使用氨基修饰的细菌纤维素模板简便合成3D纳米纤维生物玻璃支架及其生物活性

The facile synthesis and bioactivity of a 3D nanofibrous bioglass scaffold using an amino-modified bacterial cellulose template.

作者信息

Wen Cuilian, Hong Yun, Wu Junru, Luo Lijin, Qiu Yimei, Ye Jianxia

机构信息

College of Materials Science and Engineering, Fuzhou University, Key Laboratory of Eco-materials Advanced Technology (Fuzhou University), Fujian Province University Fuzhou 350116 China

Fujian Provincial Key Laboratory of Screening for Novel Microbial Products, Fujian Institute of Microbiology Fuzhou 350007 China

出版信息

RSC Adv. 2018 Apr 18;8(26):14561-14569. doi: 10.1039/c8ra00352a. eCollection 2018 Apr 17.

DOI:10.1039/c8ra00352a

PMID:35540791

原文链接:https://pmc.ncbi.nlm.nih.gov/articles/PMC9079963/

Abstract

Porous bioglass (BG) scaffolds are of great importance in tissue engineering because of their excellent osteogenic properties for bone regeneration. Herein, we reported for the first time the use of amino-modified bacterial cellulose (NBC) as a template to prepare a three-dimensional (3D) nanofibrous BG scaffold by a facile modified sol-gel approach under ultrasonic treatment. The results suggested that the amino groups on the BC template could effectively promote the absorption of the deposited CaO and SiO precursors, and the as-obtained BG scaffold showed a 3D interconnected porous network structure consisting of nanofibers with a diameter of about 20 nm.

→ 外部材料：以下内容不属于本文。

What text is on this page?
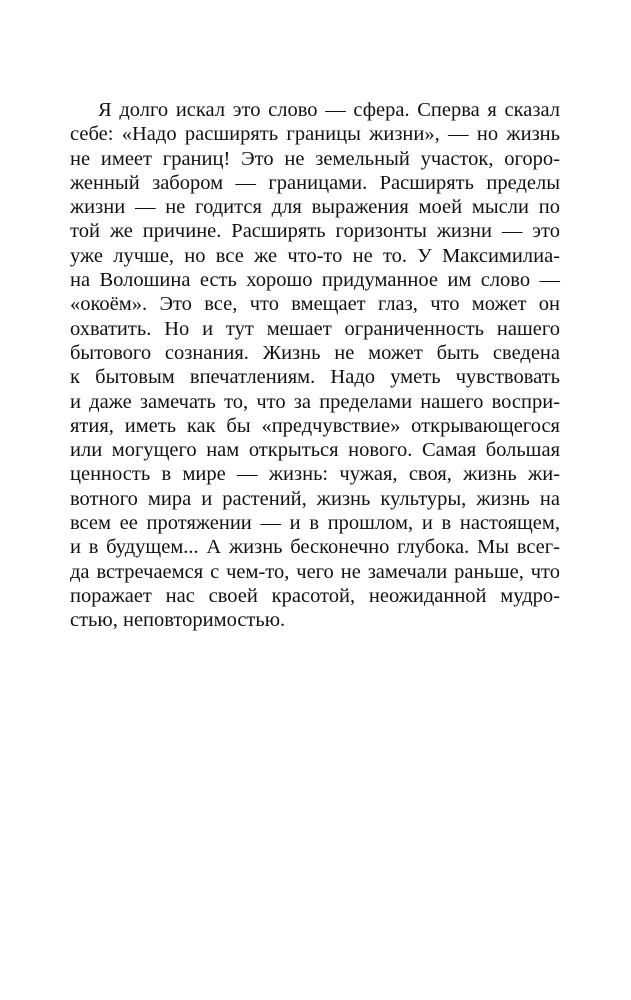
Я долго искал это слово — сфера. Сперва я сказал
себе: «Надо расширять границы жизни», — но жизнь
не имеет границ! Это не земельный участок, огоро-
женный забором — границами. Расширять пределы
жизни — не годится для выражения моей мысли по
той же причине. Расширять горизонты жизни — это
уже лучше, но все же что-то не то. У Максимилиа-
на Волошина есть хорошо придуманное им слово —
«окоём». Это все, что вмещает глаз, что может он
охватить. Но и тут мешает ограниченность нашего
бытового сознания. Жизнь не может быть сведена
к бытовым впечатлениям. Надо уметь чувствовать
и даже замечать то, что за пределами нашего воспри-
ятия, иметь как бы «предчувствие» открывающегося
или могущего нам открыться нового. Самая большая
ценность в мире — жизнь: чужая, своя, жизнь жи-
вотного мира и растений, жизнь культуры, жизнь на
всем ее протяжении — и в прошлом, и в настоящем,
и в будущем... А жизнь бесконечно глубока. Мы всег-
да встречаемся с чем-то, чего не замечали раньше, что
поражает нас своей красотой, неожиданной мудро-
стью, неповторимостью.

Furthermore, the as-obtained BG scaffold showed very good bioactivity after being immersed in SBF for 7 days. This research provides a facile and efficient way to prepare a nanofibrous BG scaffold with 3D porous structure, which can be used as a promising candidate for biomedical applications.

摘要

多孔生物玻璃（BG）支架因其对骨再生具有优异的成骨性能而在组织工程中具有重要意义。在此，我们首次报道了使用氨基修饰的细菌纤维素（NBC）作为模板，通过在超声处理下的简便改性溶胶-凝胶法制备三维（3D）纳米纤维BG支架。结果表明，BC模板上的氨基可有效促进沉积的CaO和SiO前驱体的吸收，所得的BG支架呈现出由直径约20nm的纳米纤维组成的3D相互连接的多孔网络结构。此外，所得的BG支架在SBF中浸泡7天后表现出非常好的生物活性。本研究提供了一种简便有效的方法来制备具有3D多孔结构的纳米纤维BG支架，其可作为生物医学应用的有前途的候选材料。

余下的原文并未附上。